Central Intelligence Agency Act
- Other short titles: CIA Act of 1949
- Long title: An Act to provide for the administration of the Central Intelligence Agency, established pursuant to section 102, National Security Act of 1947, and for other purposes.
- Nicknames: Central Intelligence Agency Act of 1949
- Enacted by: the 81st United States Congress
- Effective: June 20, 1949

Citations
- Public law: Pub. L. 81–110
- Statutes at Large: 63 Stat. 208

Codification
- Titles amended: 50 U.S.C.: War and National Defense
- U.S.C. sections created: 50 U.S.C. ch. 15, subch. I § 403a

Legislative history
- Introduced in the House as H.R. 2663 by Lansdale Ghiselin Sasscer (D-MD) on March 4, 1949; Passed the House on March 7, 1949 (348-4); Passed the Senate on May 27, 1949 (passed); Reported by the joint conference committee on June 2, 1949; agreed to by the Senate on June 6, 1949 (agreed) and by the House on June 7, 1949 (agreed); Signed into law by President Harry S. Truman on June 20, 1949;

= Central Intelligence Agency Act =

United States Law establishing laws for the CIA

The Central Intelligence Agency Act, , is a United States federal law enacted in 1949.

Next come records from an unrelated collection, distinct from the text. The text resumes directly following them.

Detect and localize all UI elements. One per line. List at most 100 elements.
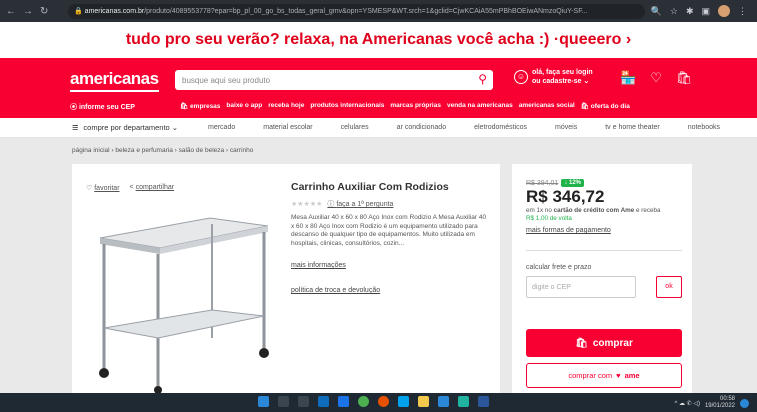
header-links: 🛍 empresas baixe o app receba hoje produ… — [180, 102, 630, 110]
star-icon[interactable]: ☆ — [670, 6, 678, 17]
category-bar: ≡ compre por departamento ⌄ mercado mater… — [0, 118, 757, 138]
avatar[interactable] — [718, 5, 730, 17]
cat-item[interactable]: móveis — [555, 124, 577, 131]
extension-icon[interactable]: ✱ — [686, 6, 694, 17]
link-social[interactable]: americanas social — [519, 102, 575, 110]
cond-text2: e receba — [634, 207, 661, 214]
rating: ★★★★★ ⓘ faça a 1ª pergunta — [291, 199, 393, 209]
ame-brand: ame — [624, 371, 640, 380]
search-placeholder: busque aqui seu produto — [182, 75, 271, 85]
browser-nav: ← → ↻ — [0, 6, 68, 17]
buy-button[interactable]: 🛍 comprar — [526, 329, 682, 357]
notification-icon[interactable] — [740, 398, 749, 408]
cep-ok-button[interactable]: ok — [656, 276, 682, 298]
app-icon[interactable] — [338, 396, 349, 407]
more-info-link[interactable]: mais informações — [291, 262, 346, 269]
star-icon: ★★★★★ — [291, 201, 323, 208]
clock[interactable]: 00:58 19/01/2022 — [705, 396, 735, 410]
product-title: Carrinho Auxiliar Com Rodizios — [291, 181, 449, 193]
time: 00:58 — [719, 396, 735, 402]
cat-item[interactable]: eletrodomésticos — [474, 124, 527, 131]
cashback: R$ 1,00 de volta — [526, 214, 572, 222]
heart-icon: ♥ — [616, 371, 621, 380]
forward-icon[interactable]: → — [23, 6, 33, 17]
system-tray: ^ ☁ ✆ ◁) 00:58 19/01/2022 — [675, 396, 749, 410]
search-input[interactable]: busque aqui seu produto ⚲ — [175, 70, 493, 90]
breadcrumb[interactable]: página inicial › beleza e perfumaria › s… — [72, 147, 253, 154]
store-icon[interactable]: 🏪 — [620, 70, 636, 86]
cat-item[interactable]: notebooks — [688, 124, 720, 131]
tray-icons[interactable]: ^ ☁ ✆ ◁) — [675, 400, 700, 407]
product-image[interactable] — [90, 198, 280, 394]
link-internacionais[interactable]: produtos internacionais — [310, 102, 384, 110]
login-line1: olá, faça seu login — [532, 69, 593, 76]
promo-link[interactable]: queeero › — [559, 31, 631, 49]
app-icon[interactable] — [478, 396, 489, 407]
folder-icon[interactable] — [418, 396, 429, 407]
header-icons: 🏪 ♡ 🛍 — [620, 70, 692, 86]
cat-item[interactable]: ar condicionado — [397, 124, 446, 131]
chrome-icon[interactable] — [358, 396, 369, 407]
app-icon[interactable] — [398, 396, 409, 407]
department-menu[interactable]: ≡ compre por departamento ⌄ — [72, 121, 179, 134]
zoom-icon[interactable]: 🔍 — [651, 6, 662, 17]
cat-item[interactable]: tv e home theater — [605, 124, 659, 131]
address-bar[interactable]: 🔒 americanas.com.br/produto/4089553778?e… — [68, 3, 645, 19]
cat-item[interactable]: material escolar — [263, 124, 312, 131]
cep-link[interactable]: ⦿ informe seu CEP — [70, 102, 135, 112]
promo-banner[interactable]: tudo pro seu verão? relaxa, na Americana… — [0, 22, 757, 58]
more-icon[interactable]: ⋮ — [738, 6, 747, 17]
login-link[interactable]: ☺ olá, faça seu login ou cadastre-se ⌄ — [514, 68, 593, 86]
app-icon[interactable] — [378, 396, 389, 407]
promo-text: tudo pro seu verão? relaxa, na Americana… — [125, 31, 560, 48]
taskview-icon[interactable] — [298, 396, 309, 407]
link-app[interactable]: baixe o app — [226, 102, 262, 110]
cart-icon: 🛍 — [575, 337, 588, 349]
taskbar-apps — [258, 396, 489, 407]
question-label: faça a 1ª pergunta — [336, 201, 394, 208]
payment-options-link[interactable]: mais formas de pagamento — [526, 227, 611, 234]
discount-badge: ↓ 12% — [561, 179, 584, 187]
cond-bold: cartão de crédito com Ame — [553, 207, 635, 214]
department-label: compre por departamento ⌄ — [83, 123, 179, 132]
favorite-button[interactable]: ♡ favoritar — [86, 184, 120, 192]
share-label: compartilhar — [135, 184, 175, 191]
app-icon[interactable] — [458, 396, 469, 407]
price: R$ 346,72 — [526, 187, 605, 206]
buy-with-ame-button[interactable]: comprar com ♥ ame — [526, 363, 682, 388]
search-icon[interactable] — [278, 396, 289, 407]
link-marcas[interactable]: marcas próprias — [390, 102, 441, 110]
basket-icon[interactable]: 🛍 — [676, 70, 693, 86]
site-header: americanas busque aqui seu produto ⚲ ☺ o… — [60, 58, 700, 118]
back-icon[interactable]: ← — [6, 6, 16, 17]
heart-icon[interactable]: ♡ — [650, 70, 662, 86]
payment-conditions: em 1x no cartão de crédito com Ame e rec… — [526, 207, 686, 222]
link-venda[interactable]: venda na americanas — [447, 102, 513, 110]
hamburger-icon: ≡ — [72, 121, 79, 134]
link-receba-hoje[interactable]: receba hoje — [268, 102, 304, 110]
product-actions: ♡ favoritar < compartilhar — [86, 184, 174, 192]
return-policy-link[interactable]: política de troca e devolução — [291, 287, 380, 294]
divider — [526, 250, 682, 251]
url-path: /produto/4089553778?epar=bp_pl_00_go_bs_… — [144, 7, 588, 15]
menu-icon[interactable]: ▣ — [701, 6, 710, 17]
cep-input[interactable]: digite o CEP — [526, 276, 636, 298]
category-list: mercado material escolar celulares ar co… — [208, 124, 748, 131]
user-icon: ☺ — [514, 70, 528, 84]
app-icon[interactable] — [438, 396, 449, 407]
reload-icon[interactable]: ↻ — [40, 6, 48, 17]
browser-actions: 🔍 ☆ ✱ ▣ ⋮ — [651, 5, 757, 17]
windows-icon[interactable] — [258, 396, 269, 407]
link-oferta[interactable]: 🛍 oferta do dia — [581, 102, 630, 110]
link-empresas[interactable]: 🛍 empresas — [180, 102, 220, 110]
cat-item[interactable]: celulares — [341, 124, 369, 131]
buy-box: R$ 394,01 ↓ 12% R$ 346,72 em 1x no cartão… — [512, 164, 692, 394]
search-icon[interactable]: ⚲ — [478, 72, 487, 86]
question-link[interactable]: ⓘ faça a 1ª pergunta — [327, 199, 393, 209]
cond-text1: em 1x no — [526, 207, 554, 214]
cat-item[interactable]: mercado — [208, 124, 235, 131]
share-button[interactable]: < compartilhar — [130, 184, 175, 192]
browser-toolbar: ← → ↻ 🔒 americanas.com.br/produto/408955… — [0, 0, 757, 22]
logo[interactable]: americanas — [70, 69, 159, 92]
app-icon[interactable] — [318, 396, 329, 407]
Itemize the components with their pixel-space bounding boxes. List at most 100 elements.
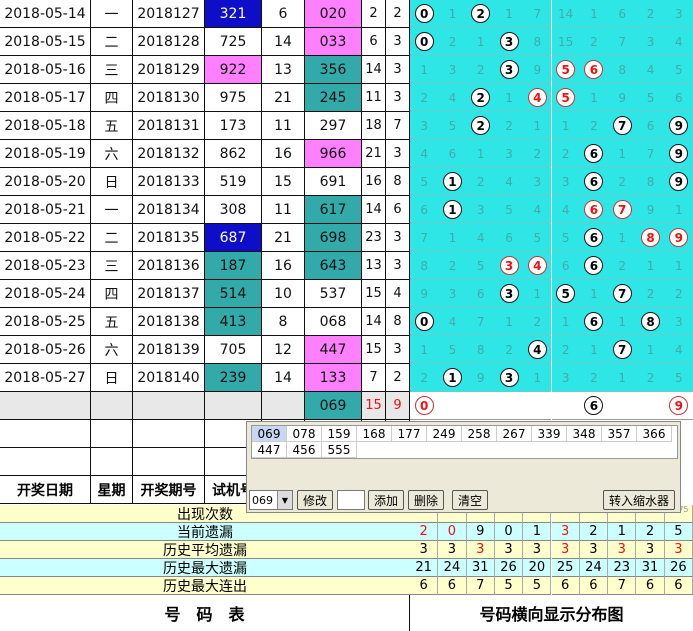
table-cell-date[interactable]: 2018-05-18	[0, 112, 91, 140]
table-cell-test[interactable]: 975	[205, 84, 262, 112]
table-cell-issue[interactable]: 2018132	[133, 140, 205, 168]
table-cell-win[interactable]: 033	[305, 28, 362, 56]
table-cell-k[interactable]: 3	[386, 56, 410, 84]
table-cell-s[interactable]: 14	[362, 308, 386, 336]
table-cell-s[interactable]: 14	[362, 196, 386, 224]
table-cell-k[interactable]: 8	[386, 308, 410, 336]
number-list-item[interactable]: 078	[287, 426, 322, 442]
table-cell-wd[interactable]: 六	[91, 140, 133, 168]
table-cell-n1[interactable]: 16	[262, 252, 305, 280]
table-cell-test[interactable]: 519	[205, 168, 262, 196]
forecast-cell-k[interactable]: 9	[386, 392, 410, 420]
shrink-transfer-button[interactable]: 转入缩水器	[603, 490, 675, 510]
number-list-item[interactable]: 456	[287, 442, 322, 458]
table-cell-date[interactable]: 2018-05-16	[0, 56, 91, 84]
table-cell-test[interactable]: 922	[205, 56, 262, 84]
number-list-item[interactable]: 159	[322, 426, 357, 442]
number-select-dropdown[interactable]: 069 ▼	[249, 490, 293, 510]
table-cell-win[interactable]: 020	[305, 0, 362, 28]
table-cell-test[interactable]: 705	[205, 336, 262, 364]
table-cell-issue[interactable]: 2018127	[133, 0, 205, 28]
table-cell-wd[interactable]: 三	[91, 252, 133, 280]
table-cell-wd[interactable]: 四	[91, 280, 133, 308]
table-cell-date[interactable]: 2018-05-25	[0, 308, 91, 336]
forecast-cell-date[interactable]	[0, 392, 91, 420]
modify-button[interactable]: 修改	[297, 490, 333, 510]
table-cell-win[interactable]: 447	[305, 336, 362, 364]
table-cell-n1[interactable]: 13	[262, 56, 305, 84]
table-cell-s[interactable]: 7	[362, 364, 386, 392]
table-cell-win[interactable]: 643	[305, 252, 362, 280]
table-cell-date[interactable]: 2018-05-20	[0, 168, 91, 196]
table-cell-date[interactable]: 2018-05-14	[0, 0, 91, 28]
table-cell-k[interactable]: 3	[386, 252, 410, 280]
table-cell-k[interactable]: 3	[386, 336, 410, 364]
table-cell-s[interactable]: 11	[362, 84, 386, 112]
forecast-cell-s[interactable]: 15	[362, 392, 386, 420]
table-cell-wd[interactable]: 三	[91, 56, 133, 84]
table-cell-date[interactable]: 2018-05-27	[0, 364, 91, 392]
table-cell-win[interactable]: 068	[305, 308, 362, 336]
table-cell-date[interactable]: 2018-05-23	[0, 252, 91, 280]
table-cell-win[interactable]: 966	[305, 140, 362, 168]
table-cell-s[interactable]: 16	[362, 168, 386, 196]
table-cell-wd[interactable]: 五	[91, 308, 133, 336]
table-cell-issue[interactable]: 2018137	[133, 280, 205, 308]
number-list-item[interactable]: 339	[532, 426, 567, 442]
table-cell-date[interactable]: 2018-05-19	[0, 140, 91, 168]
table-cell-k[interactable]: 2	[386, 0, 410, 28]
table-cell-issue[interactable]: 2018140	[133, 364, 205, 392]
table-cell-date[interactable]: 2018-05-24	[0, 280, 91, 308]
number-list-item[interactable]: 069	[252, 426, 287, 442]
table-cell-issue[interactable]: 2018128	[133, 28, 205, 56]
table-cell-n1[interactable]: 11	[262, 112, 305, 140]
table-cell-test[interactable]: 687	[205, 224, 262, 252]
table-cell-test[interactable]: 187	[205, 252, 262, 280]
table-cell-test[interactable]: 173	[205, 112, 262, 140]
table-cell-n1[interactable]: 21	[262, 84, 305, 112]
table-cell-n1[interactable]: 12	[262, 336, 305, 364]
table-cell-win[interactable]: 297	[305, 112, 362, 140]
table-cell-s[interactable]: 15	[362, 336, 386, 364]
table-cell-k[interactable]: 6	[386, 196, 410, 224]
table-cell-s[interactable]: 23	[362, 224, 386, 252]
number-list-item[interactable]: 258	[462, 426, 497, 442]
table-cell-wd[interactable]: 二	[91, 28, 133, 56]
table-cell-date[interactable]: 2018-05-17	[0, 84, 91, 112]
number-list-item[interactable]: 447	[252, 442, 287, 458]
table-cell-issue[interactable]: 2018139	[133, 336, 205, 364]
table-cell-date[interactable]: 2018-05-15	[0, 28, 91, 56]
table-cell-k[interactable]: 2	[386, 364, 410, 392]
table-cell-s[interactable]: 15	[362, 280, 386, 308]
table-cell-n1[interactable]: 16	[262, 140, 305, 168]
table-cell-wd[interactable]: 日	[91, 168, 133, 196]
table-cell-s[interactable]: 2	[362, 0, 386, 28]
number-list-grid[interactable]: 069 078 159 168 177 249 258 267 339 348 357 366 447 4…	[251, 425, 678, 459]
table-cell-n1[interactable]: 14	[262, 28, 305, 56]
table-cell-win[interactable]: 617	[305, 196, 362, 224]
table-cell-date[interactable]: 2018-05-21	[0, 196, 91, 224]
table-cell-issue[interactable]: 2018131	[133, 112, 205, 140]
table-cell-test[interactable]: 308	[205, 196, 262, 224]
number-list-item[interactable]: 357	[602, 426, 637, 442]
number-list-item[interactable]: 249	[427, 426, 462, 442]
table-cell-wd[interactable]: 四	[91, 84, 133, 112]
table-cell-issue[interactable]: 2018133	[133, 168, 205, 196]
table-cell-win[interactable]: 245	[305, 84, 362, 112]
add-button[interactable]: 添加	[368, 490, 404, 510]
table-cell-issue[interactable]: 2018130	[133, 84, 205, 112]
table-cell-k[interactable]: 7	[386, 112, 410, 140]
table-cell-win[interactable]: 133	[305, 364, 362, 392]
number-list-item[interactable]: 177	[392, 426, 427, 442]
table-cell-date[interactable]: 2018-05-22	[0, 224, 91, 252]
table-cell-issue[interactable]: 2018134	[133, 196, 205, 224]
table-cell-n1[interactable]: 8	[262, 308, 305, 336]
number-list-item[interactable]: 267	[497, 426, 532, 442]
table-cell-s[interactable]: 13	[362, 252, 386, 280]
table-cell-test[interactable]: 862	[205, 140, 262, 168]
chevron-down-icon[interactable]: ▼	[277, 491, 292, 509]
forecast-cell-wd[interactable]	[91, 392, 133, 420]
table-cell-win[interactable]: 537	[305, 280, 362, 308]
table-cell-test[interactable]: 239	[205, 364, 262, 392]
table-cell-issue[interactable]: 2018136	[133, 252, 205, 280]
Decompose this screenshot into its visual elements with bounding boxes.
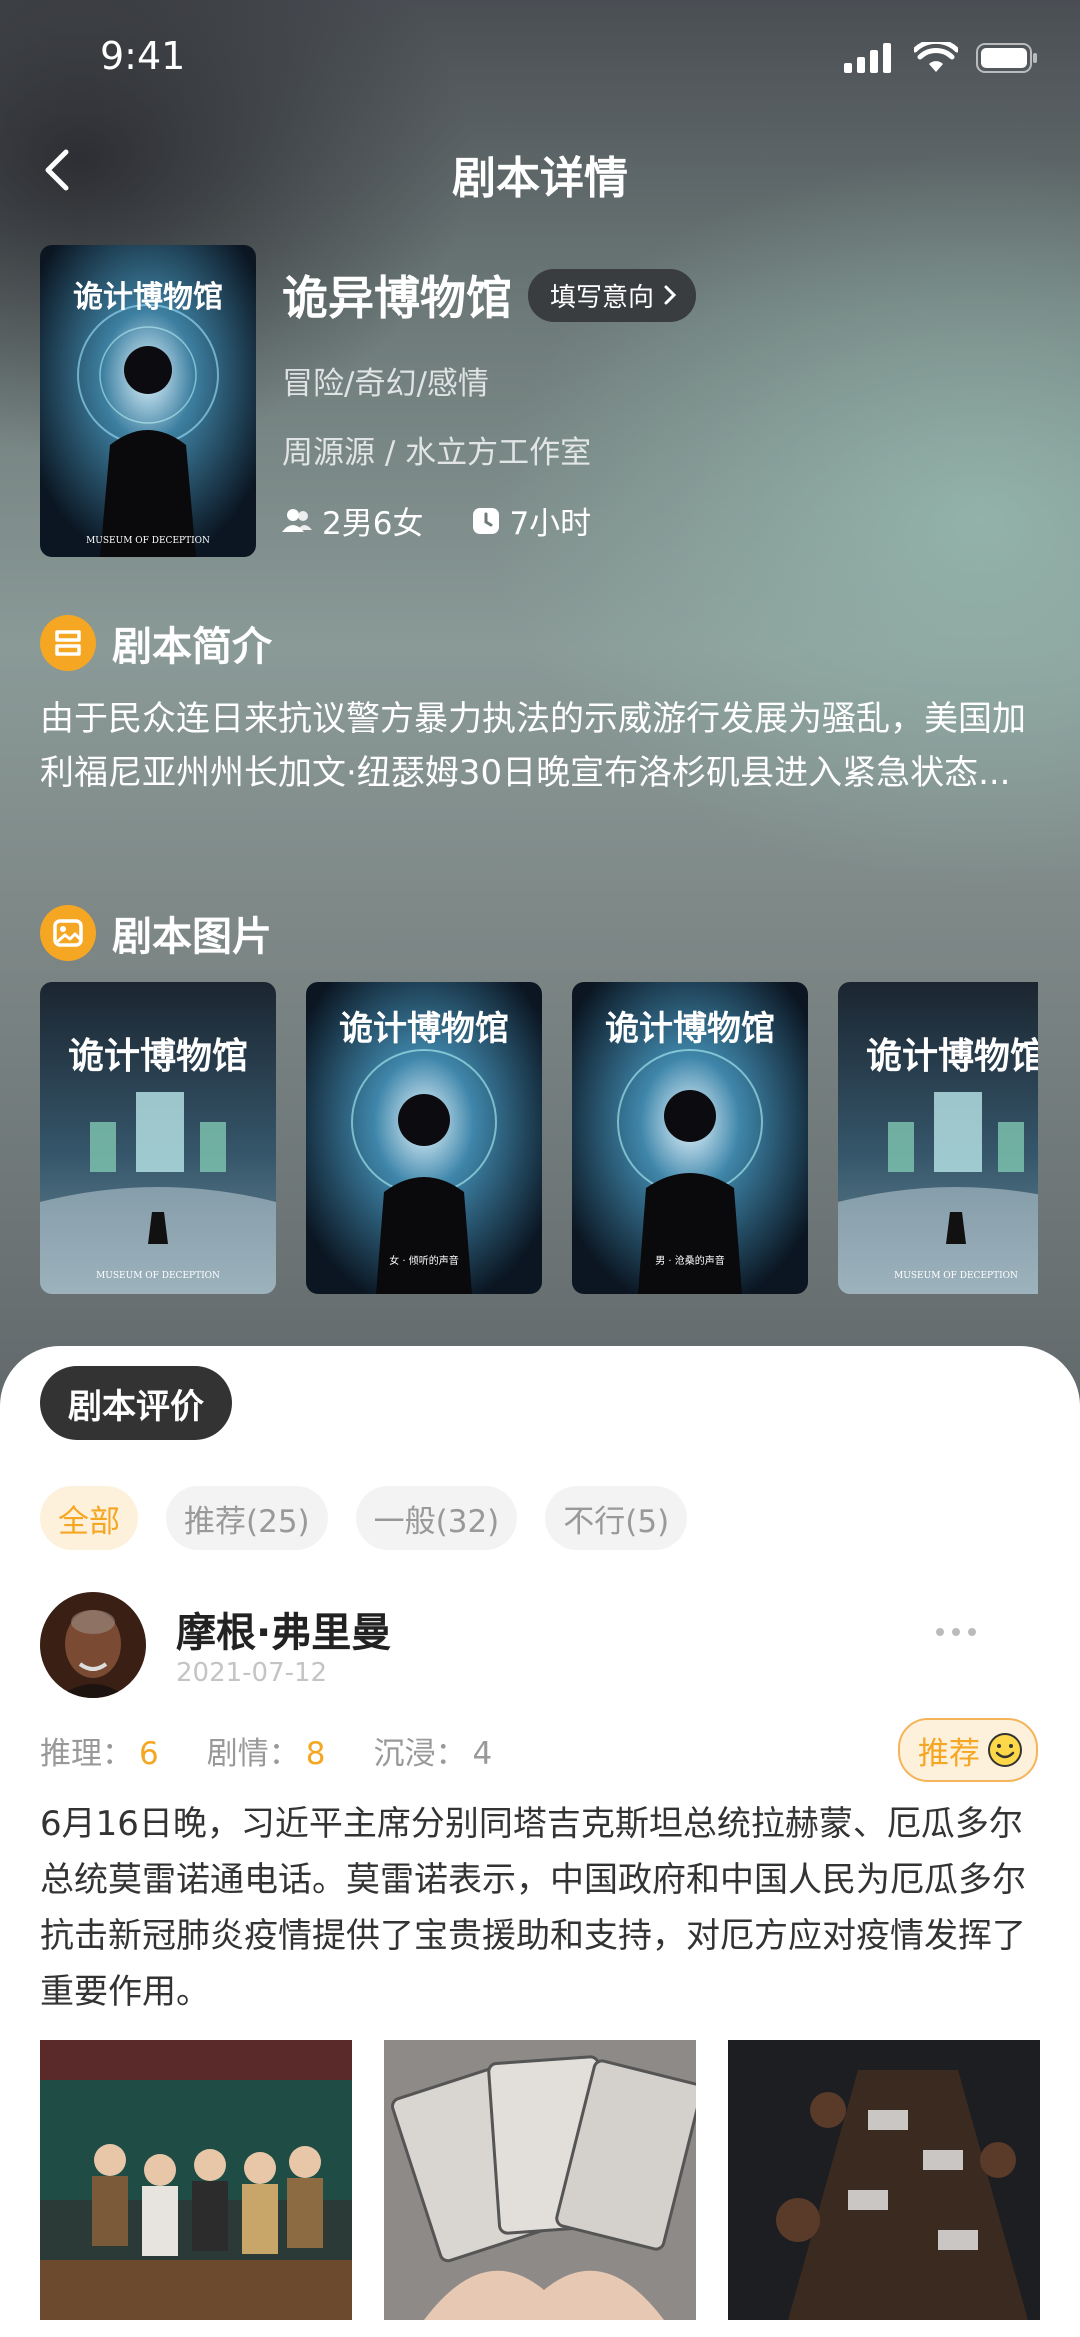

The Act, also called the "CIA Act of 1949" or "Public Law 110" permitted the Central Intelligence Agency to use confidential fiscal and administrative procedures and exempting it from many of the usual limitations on the use of federal funds. The act (Section 7) also exempted the CIA from having to disclose its "organization, functions, officials, titles, salaries, or numbers of personnel employed." It also created a program called "PL-110" to handle defectors and other "essential aliens" outside normal immigration procedures, as well as give those persons cover stories and economic support. It was passed by the United States Congress on May 27, 1949.

The Act is now codified at .

== Constitutional challenge ==

The Act's Constitutionality was challenged in 1972 in the Supreme Court case United States v. Richardson, on the basis that the Act conflicted with the penultimate clause of Article I, Section 9 of the United States Constitution, which states that "No Money shall be drawn from the Treasury, but in Consequence of Appropriations made by Law; and a regular Statement and Account of Receipts and Expenditures of all public Money shall be published from time to time." The Supreme Court found that Richardson, as a taxpayer, lacked sufficient undifferentiated injury to enjoy standing to argue the case.